Evitare che le aule scolastiche vengano utilizzate per il referendum. E’ la richiesta che la consigliera comunale di minoranza Cristina Croce (nella foto) ha avanzato ufficialmente alla Giunta, indicando una serie di possibile luoghi alternativi da utilizzare per la consultazione referendaria. "Ad Orvieto vi sono numerosi locali ed edifici, alcuni di questi ad oggi neanche utilizzati, a titolo meramente esemplificativo: centro storico: palazzo del Popolo, palazzo dei...

Evitare che le aule scolastiche vengano utilizzate per il referendum. E’ la richiesta che la consigliera comunale di minoranza Cristina Croce (nella foto) ha avanzato ufficialmente alla Giunta, indicando una serie di possibile luoghi alternativi da utilizzare per la consultazione referendaria. "Ad Orvieto vi sono numerosi locali ed edifici, alcuni di questi ad oggi neanche utilizzati, a titolo meramente esemplificativo: centro storico: palazzo del Popolo, palazzo dei Sette; Ciconia: centro anziani, casa del popolo, bocciofila; locali ex Geometri; Sferracavallo: circolo anziani, casa parrocchiale, ludoteca; Orvieto Scalo: ex scuola elementare; prefabbricato, che, con appositi accorgimenti, potrebbero ben fungere da seggi elettorali evitando di andare ad aggravare la gestione degli spazi scolastici già di per se particolarmente complessa nel momento attuale" afferma Croce. La consigliera richiama anche la posizione dell’istituto comprensivo Orvieto Baschi che ha richiesto al Comune di Orvieto di reperire spazi alternativi a quelli della scuola per lo svolgimento delle elezioni; richiesta che ha già trovato risposta positiva da parte del sindaco di Baschi.

Un precedente, quello di Baschi, che secondo la consigliera Croce rappresenta un modello operativo per individuare spazi "più idonei per l’organizzazione dei seggi relativi al referendum del 20 e 21 settembre evitando così che vengano utilizzate le aule delle scuole del comprensorio". Alla posizione del consiglio di istituto che era contrario all’utilizzo degli edifici scolastici, aveva replicato il sindaco Tardani, sostenendo che non ci sono locali adatti per ospitare tutte e diciotto le sezioni elettorali del territorio comunale. Lo stesso sindaco aveva criticato la decisione del Govrno di non rinviare il referendum che si svolge a ridosso della riapertura scolastica.
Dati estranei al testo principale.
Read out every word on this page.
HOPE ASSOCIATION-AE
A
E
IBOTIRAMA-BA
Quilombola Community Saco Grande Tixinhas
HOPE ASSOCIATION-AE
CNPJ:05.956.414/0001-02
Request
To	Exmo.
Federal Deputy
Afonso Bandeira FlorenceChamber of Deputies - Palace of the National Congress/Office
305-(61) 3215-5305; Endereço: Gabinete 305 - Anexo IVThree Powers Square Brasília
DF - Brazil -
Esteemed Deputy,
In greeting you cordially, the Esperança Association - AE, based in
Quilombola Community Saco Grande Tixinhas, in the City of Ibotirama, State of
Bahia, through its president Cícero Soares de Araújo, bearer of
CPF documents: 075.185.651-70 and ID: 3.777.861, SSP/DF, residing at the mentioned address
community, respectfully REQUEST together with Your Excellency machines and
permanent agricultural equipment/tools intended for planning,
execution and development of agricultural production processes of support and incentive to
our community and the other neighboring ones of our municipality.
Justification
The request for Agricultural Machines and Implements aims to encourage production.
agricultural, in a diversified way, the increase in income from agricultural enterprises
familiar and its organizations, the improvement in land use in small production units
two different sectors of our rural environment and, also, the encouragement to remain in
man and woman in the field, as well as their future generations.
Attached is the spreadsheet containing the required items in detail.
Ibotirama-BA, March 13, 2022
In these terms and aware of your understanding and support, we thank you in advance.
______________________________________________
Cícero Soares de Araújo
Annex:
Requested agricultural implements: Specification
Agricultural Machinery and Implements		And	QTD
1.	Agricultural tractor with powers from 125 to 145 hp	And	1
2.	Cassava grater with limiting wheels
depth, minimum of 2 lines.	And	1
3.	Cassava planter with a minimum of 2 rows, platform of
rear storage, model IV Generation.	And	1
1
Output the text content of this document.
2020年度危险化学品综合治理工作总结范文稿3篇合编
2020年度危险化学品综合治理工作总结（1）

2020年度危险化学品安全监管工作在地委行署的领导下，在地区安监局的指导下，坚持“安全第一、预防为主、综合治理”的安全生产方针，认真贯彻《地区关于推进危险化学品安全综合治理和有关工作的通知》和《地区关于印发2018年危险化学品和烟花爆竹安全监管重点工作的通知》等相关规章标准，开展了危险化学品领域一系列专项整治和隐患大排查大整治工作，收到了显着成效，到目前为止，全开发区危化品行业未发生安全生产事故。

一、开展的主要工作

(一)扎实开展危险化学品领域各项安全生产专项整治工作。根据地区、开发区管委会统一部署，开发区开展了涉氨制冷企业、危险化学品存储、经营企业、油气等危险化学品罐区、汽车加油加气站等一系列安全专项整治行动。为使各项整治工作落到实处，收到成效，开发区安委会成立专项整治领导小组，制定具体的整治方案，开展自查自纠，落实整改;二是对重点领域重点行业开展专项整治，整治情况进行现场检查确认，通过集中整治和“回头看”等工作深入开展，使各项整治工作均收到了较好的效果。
Ben diversa la situazione di Baschi dove ci sono tre sezioni elettorali, comprese quelle nelle frazioni ed è stato quindi più semplice individuare spazi alternativi per svolgere le attività di voto, senza andare ad interferire con lo svolgimento dell’attività scolastica. Lo stesso sindaco di Orvieto ha ribadito che le attività di sanificazione dei locali consentiranno di evitare ogni possibile rischio di contagio. Un certo nervosismo e preoccupazione continua comunque a serpeggiate tra diversi genitori ed insegnanti.

Cla.Lat.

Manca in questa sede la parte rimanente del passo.